Egypt’s top cigarette maker Eastern company raised the prices of some of its popular cheap cigarettes on Wednesday, the company said in a bourse filling.
Eastern Company, which supplies 70% of Egypt’s cigarette market, raised the price of three of its low-cost, Cleopatra brand cigarette products by between 4.2 and 17.6%.
The move comes a few days after Egypt hiked the value-added tax, electricity, and fuel prices, part of a reform programme aimed at reviving the economy under a three-year, $12 billion loan agreement with the International Monetary Fund (IMF).
The company attributed the increase to higher production cost.
The company’s CEO told Reuters that raw materials that had been imported at an exchange rate of EGP 9/USD were at low levels.
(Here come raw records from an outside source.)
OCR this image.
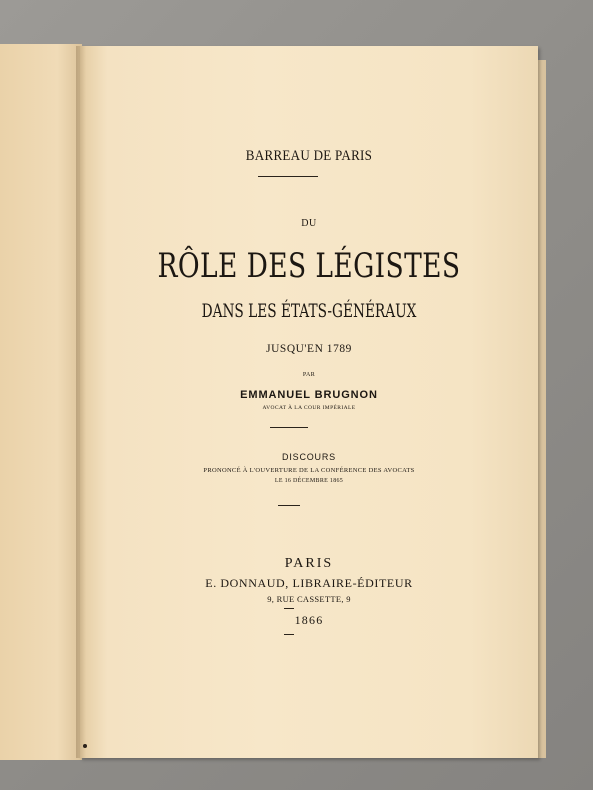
BARREAU DE PARIS
DU
RÔLE DES LÉGISTES
DANS LES ÉTATS-GÉNÉRAUX
JUSQU'EN 1789
PAR
EMMANUEL BRUGNON
AVOCAT À LA COUR IMPÉRIALE
DISCOURS
PRONONCÉ À L'OUVERTURE DE LA CONFÉRENCE DES AVOCATS
LE 16 DÉCEMBRE 1865
PARIS
E. DONNAUD, LIBRAIRE-ÉDITEUR
9, RUE CASSETTE, 9
1866
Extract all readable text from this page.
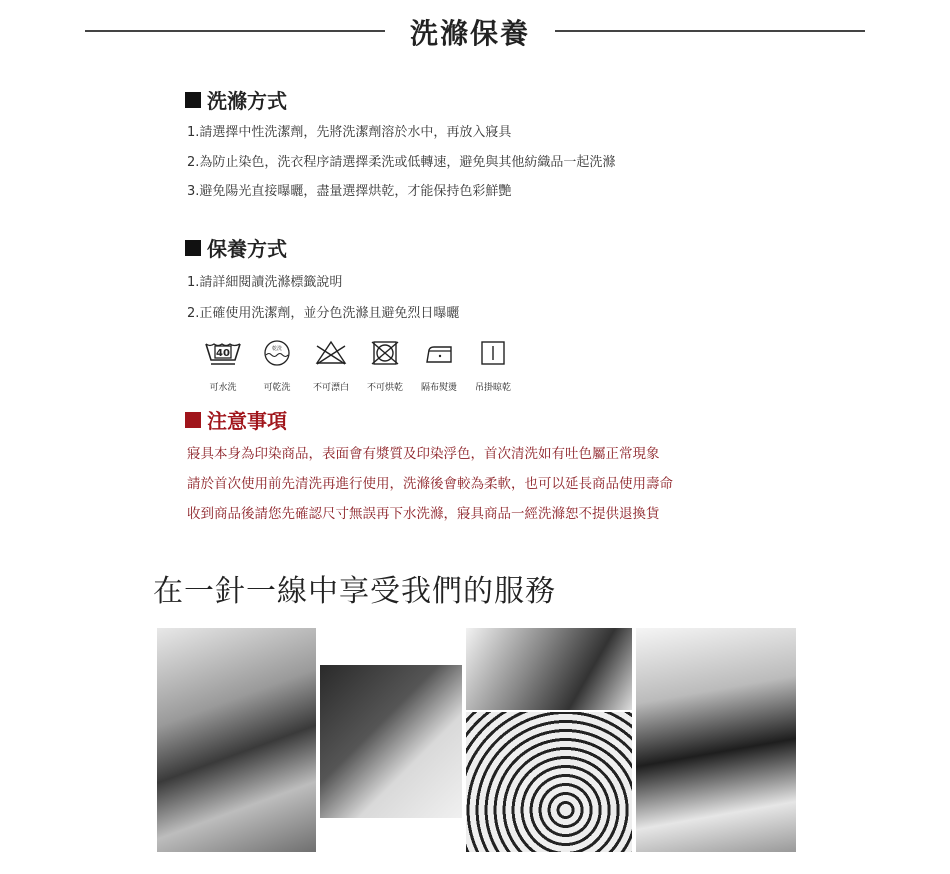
洗滌保養
洗滌方式
1.請選擇中性洗潔劑，先將洗潔劑溶於水中，再放入寢具
2.為防止染色，洗衣程序請選擇柔洗或低轉速，避免與其他紡織品一起洗滌
3.避免陽光直接曝曬，盡量選擇烘乾，才能保持色彩鮮艷
保養方式
1.請詳細閱讀洗滌標籤說明
2.正確使用洗潔劑，並分色洗滌且避免烈日曝曬
40
可水洗
乾洗
可乾洗 不可漂白 不可烘乾 隔布熨燙 吊掛晾乾
注意事項
寢具本身為印染商品，表面會有漿質及印染浮色，首次清洗如有吐色屬正常現象
請於首次使用前先清洗再進行使用，洗滌後會較為柔軟，也可以延長商品使用壽命
收到商品後請您先確認尺寸無誤再下水洗滌，寢具商品一經洗滌恕不提供退換貨
在一針一線中享受我們的服務
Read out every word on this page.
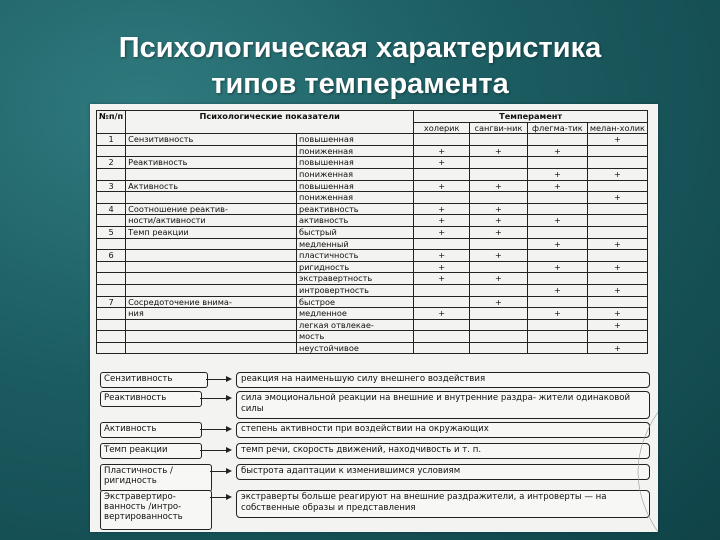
Психологическая характеристика
типов темперамента
№п/п	Психологические показатели		Темперамент			
			холерик	сангви-ник	флегма-тик	мелан-холик
1	Сензитивность	повышенная				+
		пониженная	+	+	+	
2	Реактивность	повышенная	+			
		пониженная			+	+
3	Активность	повышенная	+	+	+	
		пониженная				+
4	Соотношение реактив-	реактивность	+	+		
	ности/активности	активность	+	+	+	
5	Темп реакции	быстрый	+	+		
		медленный			+	+
6		пластичность	+	+		
		ригидность	+		+	+
		экстравертность	+	+		
		интровертность			+	+
7	Сосредоточение внима-	быстрое		+		
	ния	медленное	+		+	+
		легкая отвлекае-				+
		мость				
		неустойчивое				+
Сензитивность	реакция на наименьшую силу внешнего воздействия
Реактивность	сила эмоциональной реакции на внешние и внутренние раздра- жители одинаковой силы
Активность	степень активности при воздействии на окружающих
Темп реакции	темп речи, скорость движений, находчивость и т. п.
Пластичность / ригидность
быстрота адаптации к изменившимся условиям
Экстравертиро- ванность /интро- вертированность
экстраверты больше реагируют на внешние раздражители, а интроверты — на собственные образы и представления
The price rise was needed because the company now had to import at a rate of EGP 18/USD, he added.
The Egyptian pound has halved in value since Egypt floated its currency in November, making imports more expensive.
In October, Eastern Company said it was having problems buying raw materials because of Egypt’s dollar shortage.
In a separate note, the Ministry of Finance said in a press release that the company raised its products’ prices on its own accord without any governmental intervention.
“The products prices hike is the company’s own decision. It is nothing to do with the recent increases in VAT,” the ministry explained.